La petite sourit et but une lampée de la fiole que son monseigneur lui tendit une fois qu’il eut terminé sa gorgée. Le liquide était amer et lui décrocha une grimace puis son père l’invita à prendre place au centre de la pièce afin de danser une valse lente sur la mélodie envoûtante de ce talentueux Schubert.

Il la fit tournoyer avec élégance, épousant les arias de la sérénade. Leurs pas effleuraient le sol au rythme des fracas assourdissants de l’orage approchant. Un bruit strident, aussi intense qu’une bête que l’on égorge, fendit l’air et fit trembler le domaine qui vibra sur plusieurs mètres. Des vitres se brisèrent et des objets chutèrent.

La princesse ensommeillée, aux paupières lourdes et à l’énergie vidée, prit peur et se serra davantage contre son géniteur qui, comme elle, transpirait de sueur, le cœur transpercé et les pensées assaillies de mille frayeurs.

Les tourterelles et les colombes échappées de leur niche tournoyaient autour d’eux, sous la voûte céleste embrasée devenue apparente. Des éclats de cendre encore auréolés de halos écarlates ou dorés, semblables à des confettis et des paillettes tombaient avec lenteur.

— De la poussière de fée ! scanda la petite les yeux brillants. On entend même le carillon de clochette ! ajouta-t-elle en écoutant les maillages d’acier dégringolant du toit désormais absent.

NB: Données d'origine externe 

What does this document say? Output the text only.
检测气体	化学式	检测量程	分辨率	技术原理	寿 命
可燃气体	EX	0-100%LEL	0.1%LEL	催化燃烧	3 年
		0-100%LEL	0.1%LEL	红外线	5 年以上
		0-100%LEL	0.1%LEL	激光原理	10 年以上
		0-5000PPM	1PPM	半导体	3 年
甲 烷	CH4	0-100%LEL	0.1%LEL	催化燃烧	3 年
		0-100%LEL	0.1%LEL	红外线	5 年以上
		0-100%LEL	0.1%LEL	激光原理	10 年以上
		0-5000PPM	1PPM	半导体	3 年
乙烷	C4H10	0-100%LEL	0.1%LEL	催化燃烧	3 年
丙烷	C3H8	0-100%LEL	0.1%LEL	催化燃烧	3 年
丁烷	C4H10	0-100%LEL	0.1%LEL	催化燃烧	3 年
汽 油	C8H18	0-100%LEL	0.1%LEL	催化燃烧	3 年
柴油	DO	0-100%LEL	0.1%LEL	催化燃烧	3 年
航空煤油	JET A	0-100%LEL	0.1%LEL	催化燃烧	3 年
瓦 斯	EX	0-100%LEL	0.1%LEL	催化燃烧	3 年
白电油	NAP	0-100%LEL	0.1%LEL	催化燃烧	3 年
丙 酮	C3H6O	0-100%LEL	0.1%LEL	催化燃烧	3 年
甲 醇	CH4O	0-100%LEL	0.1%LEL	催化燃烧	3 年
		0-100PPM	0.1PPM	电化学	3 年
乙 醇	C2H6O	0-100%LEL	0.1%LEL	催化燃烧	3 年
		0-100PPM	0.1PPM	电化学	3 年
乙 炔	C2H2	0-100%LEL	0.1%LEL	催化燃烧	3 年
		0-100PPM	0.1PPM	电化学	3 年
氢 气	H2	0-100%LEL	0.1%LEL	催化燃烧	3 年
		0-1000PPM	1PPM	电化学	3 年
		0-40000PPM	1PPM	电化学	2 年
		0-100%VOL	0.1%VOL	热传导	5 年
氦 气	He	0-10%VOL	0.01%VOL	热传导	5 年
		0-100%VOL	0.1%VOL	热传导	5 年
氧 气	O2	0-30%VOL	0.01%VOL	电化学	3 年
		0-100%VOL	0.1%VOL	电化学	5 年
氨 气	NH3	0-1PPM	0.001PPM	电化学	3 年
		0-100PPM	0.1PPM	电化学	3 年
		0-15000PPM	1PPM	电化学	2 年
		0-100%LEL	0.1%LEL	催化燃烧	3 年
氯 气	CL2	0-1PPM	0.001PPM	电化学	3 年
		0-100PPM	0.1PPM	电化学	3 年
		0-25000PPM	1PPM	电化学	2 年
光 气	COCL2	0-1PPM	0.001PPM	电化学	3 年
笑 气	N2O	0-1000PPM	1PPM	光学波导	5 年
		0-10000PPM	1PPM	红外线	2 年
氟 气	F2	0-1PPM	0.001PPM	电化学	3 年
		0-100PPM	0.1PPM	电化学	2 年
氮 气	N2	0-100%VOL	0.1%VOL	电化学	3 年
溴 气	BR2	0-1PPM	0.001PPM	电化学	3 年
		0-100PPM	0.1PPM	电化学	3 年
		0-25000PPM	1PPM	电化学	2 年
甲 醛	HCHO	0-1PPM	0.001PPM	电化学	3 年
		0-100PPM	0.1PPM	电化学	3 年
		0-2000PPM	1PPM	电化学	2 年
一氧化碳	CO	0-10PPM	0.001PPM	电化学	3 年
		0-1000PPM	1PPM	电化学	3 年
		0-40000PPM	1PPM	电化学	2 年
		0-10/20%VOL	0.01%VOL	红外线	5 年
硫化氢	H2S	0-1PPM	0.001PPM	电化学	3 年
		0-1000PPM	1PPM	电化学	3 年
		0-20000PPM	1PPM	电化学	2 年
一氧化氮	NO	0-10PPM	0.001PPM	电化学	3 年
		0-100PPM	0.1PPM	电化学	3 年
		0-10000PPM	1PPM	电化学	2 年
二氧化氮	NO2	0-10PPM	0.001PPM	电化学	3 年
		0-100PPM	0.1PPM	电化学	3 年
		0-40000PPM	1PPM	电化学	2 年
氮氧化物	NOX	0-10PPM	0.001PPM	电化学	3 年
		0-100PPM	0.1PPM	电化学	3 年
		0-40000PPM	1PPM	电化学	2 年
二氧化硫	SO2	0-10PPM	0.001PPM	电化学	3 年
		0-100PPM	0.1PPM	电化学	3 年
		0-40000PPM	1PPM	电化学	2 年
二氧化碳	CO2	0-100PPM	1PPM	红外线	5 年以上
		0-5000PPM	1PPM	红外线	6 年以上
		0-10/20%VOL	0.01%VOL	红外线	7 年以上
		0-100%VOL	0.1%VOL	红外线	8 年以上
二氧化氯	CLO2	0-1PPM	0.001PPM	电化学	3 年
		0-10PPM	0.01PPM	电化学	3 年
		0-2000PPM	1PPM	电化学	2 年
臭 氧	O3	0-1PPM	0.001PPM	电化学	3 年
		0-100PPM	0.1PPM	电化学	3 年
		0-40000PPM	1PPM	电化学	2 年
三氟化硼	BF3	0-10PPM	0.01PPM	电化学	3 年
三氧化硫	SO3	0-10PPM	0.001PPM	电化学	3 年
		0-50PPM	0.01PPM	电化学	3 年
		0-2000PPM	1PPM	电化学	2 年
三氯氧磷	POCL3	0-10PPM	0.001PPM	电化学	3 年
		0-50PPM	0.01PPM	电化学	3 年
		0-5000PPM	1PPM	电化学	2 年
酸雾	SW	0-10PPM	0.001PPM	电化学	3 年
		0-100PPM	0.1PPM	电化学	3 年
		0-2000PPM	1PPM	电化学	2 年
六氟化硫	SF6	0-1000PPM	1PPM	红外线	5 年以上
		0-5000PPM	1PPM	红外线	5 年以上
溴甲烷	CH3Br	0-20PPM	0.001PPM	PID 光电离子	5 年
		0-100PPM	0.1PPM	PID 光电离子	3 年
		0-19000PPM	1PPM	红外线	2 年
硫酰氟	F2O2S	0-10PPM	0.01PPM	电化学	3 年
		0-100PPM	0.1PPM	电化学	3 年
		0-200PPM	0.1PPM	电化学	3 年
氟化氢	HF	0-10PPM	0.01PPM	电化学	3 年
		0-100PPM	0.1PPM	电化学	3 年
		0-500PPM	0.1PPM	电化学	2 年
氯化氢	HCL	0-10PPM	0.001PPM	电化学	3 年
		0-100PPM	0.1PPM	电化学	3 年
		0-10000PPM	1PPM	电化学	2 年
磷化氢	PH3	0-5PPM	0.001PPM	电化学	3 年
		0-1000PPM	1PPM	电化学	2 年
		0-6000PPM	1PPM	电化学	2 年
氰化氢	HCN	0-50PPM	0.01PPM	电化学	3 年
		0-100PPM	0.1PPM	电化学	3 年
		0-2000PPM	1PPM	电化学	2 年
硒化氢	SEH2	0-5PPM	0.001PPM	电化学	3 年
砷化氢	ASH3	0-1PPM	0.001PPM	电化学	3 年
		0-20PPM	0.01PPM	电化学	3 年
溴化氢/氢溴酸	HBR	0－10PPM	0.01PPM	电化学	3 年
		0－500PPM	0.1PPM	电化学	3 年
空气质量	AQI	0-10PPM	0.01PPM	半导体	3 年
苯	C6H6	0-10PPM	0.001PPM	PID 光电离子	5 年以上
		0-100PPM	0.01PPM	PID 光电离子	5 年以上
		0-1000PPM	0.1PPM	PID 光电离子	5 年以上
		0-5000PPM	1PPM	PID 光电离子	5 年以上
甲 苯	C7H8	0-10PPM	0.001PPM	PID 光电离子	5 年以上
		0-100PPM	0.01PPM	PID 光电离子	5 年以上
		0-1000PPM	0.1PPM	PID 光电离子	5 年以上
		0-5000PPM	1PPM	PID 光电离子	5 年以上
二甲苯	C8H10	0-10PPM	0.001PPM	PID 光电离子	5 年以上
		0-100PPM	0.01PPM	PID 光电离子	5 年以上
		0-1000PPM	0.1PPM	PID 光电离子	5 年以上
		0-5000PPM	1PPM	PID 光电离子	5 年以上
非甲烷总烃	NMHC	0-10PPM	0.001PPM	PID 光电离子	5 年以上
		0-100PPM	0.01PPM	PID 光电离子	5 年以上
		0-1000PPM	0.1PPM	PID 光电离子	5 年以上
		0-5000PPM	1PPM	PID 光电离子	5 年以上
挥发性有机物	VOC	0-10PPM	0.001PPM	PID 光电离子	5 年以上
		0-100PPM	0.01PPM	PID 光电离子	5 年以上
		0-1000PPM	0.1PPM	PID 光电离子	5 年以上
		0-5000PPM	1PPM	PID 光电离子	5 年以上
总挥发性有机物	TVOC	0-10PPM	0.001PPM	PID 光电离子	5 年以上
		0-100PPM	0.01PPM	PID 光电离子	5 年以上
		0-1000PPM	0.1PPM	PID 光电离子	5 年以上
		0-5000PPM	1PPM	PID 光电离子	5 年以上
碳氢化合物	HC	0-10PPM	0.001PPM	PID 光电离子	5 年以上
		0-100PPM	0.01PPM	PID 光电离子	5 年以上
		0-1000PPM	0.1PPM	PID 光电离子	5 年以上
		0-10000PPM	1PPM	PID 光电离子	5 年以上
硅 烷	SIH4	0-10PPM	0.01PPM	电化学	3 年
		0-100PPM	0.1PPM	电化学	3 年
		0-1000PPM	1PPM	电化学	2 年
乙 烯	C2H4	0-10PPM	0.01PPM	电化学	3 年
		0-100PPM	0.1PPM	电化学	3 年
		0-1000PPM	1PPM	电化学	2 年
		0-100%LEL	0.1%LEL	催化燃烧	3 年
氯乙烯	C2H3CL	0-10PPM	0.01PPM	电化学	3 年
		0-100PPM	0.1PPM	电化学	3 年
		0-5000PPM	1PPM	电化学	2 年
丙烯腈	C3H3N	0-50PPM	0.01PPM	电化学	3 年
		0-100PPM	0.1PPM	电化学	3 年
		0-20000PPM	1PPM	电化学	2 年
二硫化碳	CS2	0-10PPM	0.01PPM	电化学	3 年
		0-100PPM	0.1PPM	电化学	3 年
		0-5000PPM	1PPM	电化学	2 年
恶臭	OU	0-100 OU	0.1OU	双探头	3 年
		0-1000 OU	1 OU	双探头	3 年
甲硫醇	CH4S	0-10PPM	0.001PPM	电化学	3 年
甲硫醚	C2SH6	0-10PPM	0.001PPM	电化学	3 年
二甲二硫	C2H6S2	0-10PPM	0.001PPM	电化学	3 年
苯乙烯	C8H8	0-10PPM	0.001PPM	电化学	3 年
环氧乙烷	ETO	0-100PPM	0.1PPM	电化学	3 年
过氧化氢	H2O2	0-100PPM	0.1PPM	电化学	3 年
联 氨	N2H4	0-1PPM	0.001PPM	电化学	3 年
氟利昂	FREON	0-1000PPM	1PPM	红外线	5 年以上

Les cendres illuminaient ce plafond dépourvu de poutres, donnant directement sur ce ciel moucheté d’étoiles. D’étranges machines grises, s’apparentant à des oiseaux de mauvais augure, vrombissaient avec panache et reflétaient de leur peau métallique les reflets pâles de la lune d’argent. Leurs grondements aussi puissants que le fracas d’un coup de tonnerre, ils crachaient de leurs gueules de larges gerbes sanguines s’éparpillant dans les airs . Une fois au sol, ce fléau consumerait tout à son passage, ne laissant rien d’autre qu’un brasier et la trace d’un souvenir suspendu que le temps, la nature et les actions de l’homme finiront par balayer au fil des années écoulées.

Dans cette vaste salle devenue silencieuse, car le gramophone fut détruit et plus jamais ne résonne, un feu ardent fit rage, léchant les parois des murs ainsi que le dallage. La fillette nichée dans les bras du valeureux seigneur Loup, épousait les mouvements de son imposant cavalier qui ne se souciait guère de cette menace mortelle qui se déployait au-dessus de leur tête et les assaillaient de toute part pour les dévorer tôt ou tard.

Pour continuer sur leur lancée, attendant que le venin poursuive son avancée dans leurs corps enlacés, l’homme en costume de Loup commença à chantonner une mélopée suivie par la petite voix flûtée de sa tendre princesse adorée. Puis, épuisée et les sens alanguis, l’enfant s’effondra inconsciente dans les bras de Morphée tandis que le père, foudroyé lui aussi, se replia autour d’elle, enserrant dans ses bras son corps frêle telle une carapace. Et, dans une ultime ritournelle, l’homme partit la rejoindre dans un monde moins cruel où le bonheur y est éternel.